The US — which opposed the listing — had put the 112-year-old Brenthouse Road property on the market, highlighting the redevelopment potential. The hope was that a sale would fund the congregation’s relocation.
It is understood that a potential buyer has asked for time to reconsider, given that the listing, recognising architectural and historic interest, could scupper any plans for demolition.
“If we can still sell it, well and good,” said a US spokesman. “If not, we will have to think about how we can make the building fit for purpose, possibly with the aid of any heritage grants or lottery money that might be available.”
However, the US has already acquired an alternative site in Lauriston Road and spent over £100,000 on planning permission and preparations for the construction of a shul better suited to the needs of Hackney’s predominantly elderly congregation.
“Hackney is a viable community and still very much part of the US family,” the spokesman stressed.
“While around 80 per cent of the current membership of 436 is aged 70 or more, the district is becoming a much sought-after residential area for young Jewish professionals and their families.”

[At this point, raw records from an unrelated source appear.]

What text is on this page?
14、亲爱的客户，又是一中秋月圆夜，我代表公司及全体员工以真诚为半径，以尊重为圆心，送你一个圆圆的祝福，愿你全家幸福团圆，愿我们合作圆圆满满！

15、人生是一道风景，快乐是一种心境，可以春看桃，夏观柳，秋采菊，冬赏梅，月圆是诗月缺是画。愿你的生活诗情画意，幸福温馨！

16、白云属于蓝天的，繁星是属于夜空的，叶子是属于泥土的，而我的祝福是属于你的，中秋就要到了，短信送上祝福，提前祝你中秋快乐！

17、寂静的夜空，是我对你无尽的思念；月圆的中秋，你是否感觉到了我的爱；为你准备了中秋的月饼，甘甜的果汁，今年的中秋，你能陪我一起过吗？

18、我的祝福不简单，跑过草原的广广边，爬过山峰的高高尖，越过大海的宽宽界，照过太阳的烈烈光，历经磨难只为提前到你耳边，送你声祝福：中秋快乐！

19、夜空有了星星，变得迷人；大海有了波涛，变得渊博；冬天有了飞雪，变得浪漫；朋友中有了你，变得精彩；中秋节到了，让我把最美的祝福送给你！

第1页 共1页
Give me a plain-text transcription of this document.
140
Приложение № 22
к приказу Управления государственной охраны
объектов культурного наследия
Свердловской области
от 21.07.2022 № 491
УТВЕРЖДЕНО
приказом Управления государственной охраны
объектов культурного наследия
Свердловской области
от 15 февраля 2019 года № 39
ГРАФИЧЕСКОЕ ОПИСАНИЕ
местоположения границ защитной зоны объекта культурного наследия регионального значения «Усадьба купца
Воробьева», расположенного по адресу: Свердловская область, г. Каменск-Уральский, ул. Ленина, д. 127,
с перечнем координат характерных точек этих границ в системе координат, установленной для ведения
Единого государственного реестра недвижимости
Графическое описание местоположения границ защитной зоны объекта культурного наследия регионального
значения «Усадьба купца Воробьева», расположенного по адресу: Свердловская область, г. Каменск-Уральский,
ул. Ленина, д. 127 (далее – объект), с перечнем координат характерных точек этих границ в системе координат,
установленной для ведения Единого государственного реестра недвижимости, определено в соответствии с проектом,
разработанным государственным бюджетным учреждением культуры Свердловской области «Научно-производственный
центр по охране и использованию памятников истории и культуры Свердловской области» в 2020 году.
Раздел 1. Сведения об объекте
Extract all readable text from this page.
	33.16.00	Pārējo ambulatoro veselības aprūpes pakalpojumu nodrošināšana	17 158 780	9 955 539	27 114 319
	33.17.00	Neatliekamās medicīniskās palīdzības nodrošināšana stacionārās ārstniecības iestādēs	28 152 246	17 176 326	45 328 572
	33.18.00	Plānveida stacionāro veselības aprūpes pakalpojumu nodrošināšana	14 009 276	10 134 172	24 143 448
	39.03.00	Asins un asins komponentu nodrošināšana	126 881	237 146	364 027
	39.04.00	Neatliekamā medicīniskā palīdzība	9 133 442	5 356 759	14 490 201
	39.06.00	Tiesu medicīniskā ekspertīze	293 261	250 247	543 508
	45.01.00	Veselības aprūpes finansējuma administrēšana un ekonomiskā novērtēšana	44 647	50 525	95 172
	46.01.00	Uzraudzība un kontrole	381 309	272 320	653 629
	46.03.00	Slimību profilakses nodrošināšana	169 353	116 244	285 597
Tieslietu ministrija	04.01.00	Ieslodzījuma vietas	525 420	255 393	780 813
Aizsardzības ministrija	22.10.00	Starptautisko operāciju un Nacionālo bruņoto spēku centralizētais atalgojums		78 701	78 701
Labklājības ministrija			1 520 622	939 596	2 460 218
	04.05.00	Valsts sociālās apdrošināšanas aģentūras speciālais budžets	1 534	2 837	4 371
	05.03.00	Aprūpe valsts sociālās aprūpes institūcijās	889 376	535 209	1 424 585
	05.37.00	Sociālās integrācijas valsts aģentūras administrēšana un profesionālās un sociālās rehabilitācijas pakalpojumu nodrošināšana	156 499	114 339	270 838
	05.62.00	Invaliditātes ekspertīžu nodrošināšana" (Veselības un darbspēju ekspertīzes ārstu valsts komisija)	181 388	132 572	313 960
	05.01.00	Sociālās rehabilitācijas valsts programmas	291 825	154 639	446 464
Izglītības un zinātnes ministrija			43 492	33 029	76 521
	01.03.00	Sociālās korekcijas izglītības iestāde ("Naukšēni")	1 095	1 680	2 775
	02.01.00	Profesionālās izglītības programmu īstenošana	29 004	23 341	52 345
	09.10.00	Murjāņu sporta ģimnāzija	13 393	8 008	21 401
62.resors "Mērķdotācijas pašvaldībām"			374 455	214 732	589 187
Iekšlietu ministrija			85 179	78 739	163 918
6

Whereas some members might harbour a sentimental desire to save the spectacular interior, the United Synagogue was not in the business of preserving buildings as museum pieces. The priority was providing facilities “fit for purpose — something the present synagogue definitely is not. It has no disabled access, the stairs to the shul are rickety, part of the women’s gallery is unsafe and closed off and the toilets are on yet another floor and difficult to get to”.
The Victorian synagogue was designed by Delissa Joseph, one of the foremost Jewish architects of the period.
It has an important place in the history of Jewish immigration to England.